Grande commozione in Ucraina per la 15enne che da Popasna guida ferita per 30 km su una strada minata per salvare 4 persone colpite come lei

Lisa e la vettura che ha guidato per 30 km

In Ucraina sta suscitando molta commozione la vicenda della 15enne della città di Popasna che ha guidato ferita per 30 km su una strada minata per salvare 4 persone. L’eroica scelta di Lisa, che con le gambe crivellate dai colpi ha preso il posto del conducente pure ferito, ha messo al sicuro tutti.

La ragazzina stava cercando di scappare dall’offensiva che aveva investito l’area di Lugansk. Ma proprio mentre con quattro adulti l’auto a bordo della quale c’era anche Lisa stava lasciando la zona alcune raffiche avevano centrato il veicolo e ferito tutti gli occupanti, inclusi i soli due uomini che avevano la patente

Guida ferita per 30 km su una strada minata 

A quel punto Lisa, ferita anch’essa, ha preso il volante ed ha guidato per più di 30 chilometri su una strada disseminata di mine anticarro.

Dopo un bel po’ l’auto guidata da Lisa è giunta a Bakhmut. Ha raccontato Lisa ai media dal suo letto di ospedale: “Avevo urgente bisogno di aiuto per non perdere troppo sangue, sembrava impossibile passare lì, le mine sulla strada erano a scacchiera, poi c’era il cadavere di una donna e un pilastro ma sono comunque passata.
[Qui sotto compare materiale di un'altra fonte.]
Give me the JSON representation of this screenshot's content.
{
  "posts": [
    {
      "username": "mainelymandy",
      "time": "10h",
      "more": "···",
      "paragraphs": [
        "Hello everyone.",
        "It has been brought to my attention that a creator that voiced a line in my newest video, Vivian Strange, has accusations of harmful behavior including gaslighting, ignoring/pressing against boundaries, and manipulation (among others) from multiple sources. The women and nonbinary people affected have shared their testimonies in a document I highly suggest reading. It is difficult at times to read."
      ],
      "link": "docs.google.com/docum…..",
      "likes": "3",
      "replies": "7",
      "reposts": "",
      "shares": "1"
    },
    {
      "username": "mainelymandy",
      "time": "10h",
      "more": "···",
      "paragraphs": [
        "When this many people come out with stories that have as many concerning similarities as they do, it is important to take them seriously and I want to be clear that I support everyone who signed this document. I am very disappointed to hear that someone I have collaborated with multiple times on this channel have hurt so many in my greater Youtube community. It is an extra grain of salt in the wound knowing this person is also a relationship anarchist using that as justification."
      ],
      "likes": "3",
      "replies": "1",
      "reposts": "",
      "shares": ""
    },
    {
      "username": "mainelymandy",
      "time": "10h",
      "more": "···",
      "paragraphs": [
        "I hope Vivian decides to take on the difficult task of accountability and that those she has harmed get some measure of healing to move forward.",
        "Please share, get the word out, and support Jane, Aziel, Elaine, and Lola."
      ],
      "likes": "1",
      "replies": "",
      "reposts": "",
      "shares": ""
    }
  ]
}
Infine l’auto si è fermata perché la batteria si è rotta”. 

L’elogio a Lisa del governatore militare

Della vicenda dell’eroica adolescente ha parlato con orgoglio anche il capo dell’amministrazione militare regionale di Luhansk Serhii Haidai: “Colpita da un proiettile russo alle gambe, si è messa alla guida di un’auto per 30 chilometri sulla strada minata e sotto attacco per mettere in salvo quattro adulti”. Lisa ha chiosato: “Hanno sparato contro di noi, mi hanno colpito alle gambe. Eravamo appena partiti, ho guidato il più lontano possibile, non è stato facile, è stato molto doloroso guidare con un colpo nelle gambe ma comunque in qualche modo l’ho fatto.

Non li avrei lasciati sotto tiro“. Lisa ora si trova in ospedale a Leopoli, dove è stata trasferita da Bakhmut.